Quinta-feira, 8 de Novembro de 2007

Mandarim

 

Já faz mais de um ano que assentei arraial por estas paragens com o propósito de dominar o melhor possível a principal língua materna do mundo. Não passa de uma opinião pessoal e, como tal, muito duvidosa mas estou cada vez mais convencido de que uma língua com a complexidade estrutural do Mandarim, apesar das reformas que sofreu ao longo dos séculos no sentido da simplificação, é um entrave ao desenvolvimento do País. Pode-se sempre rebater esta teoria com o exemplo do Japão mas também se poderia contrarebater afirmando que o extraordinário espírito trabalhador do povo japonês obteria ainda melhores resultados com uma escrita muito mais simples.

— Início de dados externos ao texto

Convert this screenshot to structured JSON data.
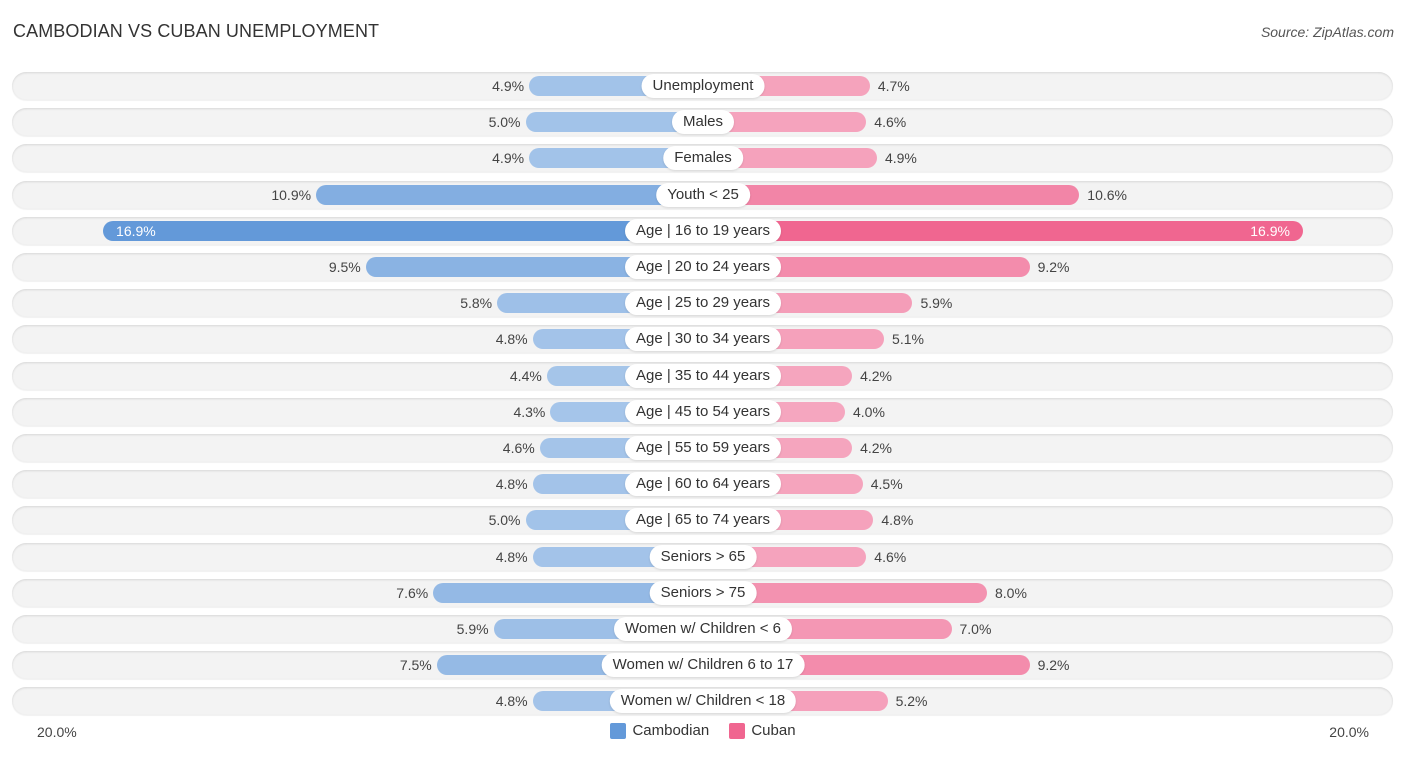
{
  "header": {
    "title": "CAMBODIAN VS CUBAN UNEMPLOYMENT",
    "source": "Source: ZipAtlas.com"
  },
  "colors": {
    "cambodian": "#a7c6ea",
    "cambodian_strong": "#6399d9",
    "cuban": "#f5a6bf",
    "cuban_strong": "#f06690"
  },
  "chart_data": {
    "type": "bar",
    "orientation": "horizontal-diverging",
    "title": "CAMBODIAN VS CUBAN UNEMPLOYMENT",
    "xlim": [
      -20,
      20
    ],
    "axis_labels": {
      "left": "20.0%",
      "right": "20.0%"
    },
    "legend": {
      "position": "bottom-center",
      "entries": [
        "Cambodian",
        "Cuban"
      ]
    },
    "categories": [
      "Unemployment",
      "Males",
      "Females",
      "Youth < 25",
      "Age | 16 to 19 years",
      "Age | 20 to 24 years",
      "Age | 25 to 29 years",
      "Age | 30 to 34 years",
      "Age | 35 to 44 years",
      "Age | 45 to 54 years",
      "Age | 55 to 59 years",
      "Age | 60 to 64 years",
      "Age | 65 to 74 years",
      "Seniors > 65",
      "Seniors > 75",
      "Women w/ Children < 6",
      "Women w/ Children 6 to 17",
      "Women w/ Children < 18"
    ],
    "series": [
      {
        "name": "Cambodian",
        "side": "left",
        "values": [
          4.9,
          5.0,
          4.9,
          10.9,
          16.9,
          9.5,
          5.8,
          4.8,
          4.4,
          4.3,
          4.6,
          4.8,
          5.0,
          4.8,
          7.6,
          5.9,
          7.5,
          4.8
        ],
        "labels": [
          "4.9%",
          "5.0%",
          "4.9%",
          "10.9%",
          "16.9%",
          "9.5%",
          "5.8%",
          "4.8%",
          "4.4%",
          "4.3%",
          "4.6%",
          "4.8%",
          "5.0%",
          "4.8%",
          "7.6%",
          "5.9%",
          "7.5%",
          "4.8%"
        ]
      },
      {
        "name": "Cuban",
        "side": "right",
        "values": [
          4.7,
          4.6,
          4.9,
          10.6,
          16.9,
          9.2,
          5.9,
          5.1,
          4.2,
          4.0,
          4.2,
          4.5,
          4.8,
          4.6,
          8.0,
          7.0,
          9.2,
          5.2
        ],
        "labels": [
          "4.7%",
          "4.6%",
          "4.9%",
          "10.6%",
          "16.9%",
          "9.2%",
          "5.9%",
          "5.1%",
          "4.2%",
          "4.0%",
          "4.2%",
          "4.5%",
          "4.8%",
          "4.6%",
          "8.0%",
          "7.0%",
          "9.2%",
          "5.2%"
        ]
      }
    ]
  }
}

O Mandarim escrito é composto por milhares de caracteres, uma monstruosidade que poucos ou ninguém domina na totalidade e que, com prejuízo no aprofundamento de outras matérias, obriga a um dispêndio de tempo suplementar na sua aprendizagem e a um consequente sub-aproveitamento do capital humano (o que, na verdade, é coisa que abunda por cá). Não obstante a imensidão há pequenos truques que facilitam a memorização de uma boa parte dos caracteres e que nos dão a conhecer um  pouco da  história, modo de pensar e  sentido de humor do povo chinês. Queria com este texto inaugurar uma nova tag exclusivamente dedicada ao Mandarim, não com qualquer pretensão didáctica mas apenas de compartilhar em futuros posts algumas das interessantes histórias que se escondem  por detrás dos caracteres, fazendo com que os nossos olhos ocidentais os encarem como algo mais do que um amontoado de rabiscos. What´s in a Chinese Character é o nome do livro  de onde, pelo menos nos primeiros posts, sugarei a informação, bem como os cartoons que ilustram a  evolução dos caracteres ao longo dos anos. Para abrir o apetite, fica-se já a saber que o primeiro, como não poderia deixar de ser, será dedicado à mulher. Espero que gostem.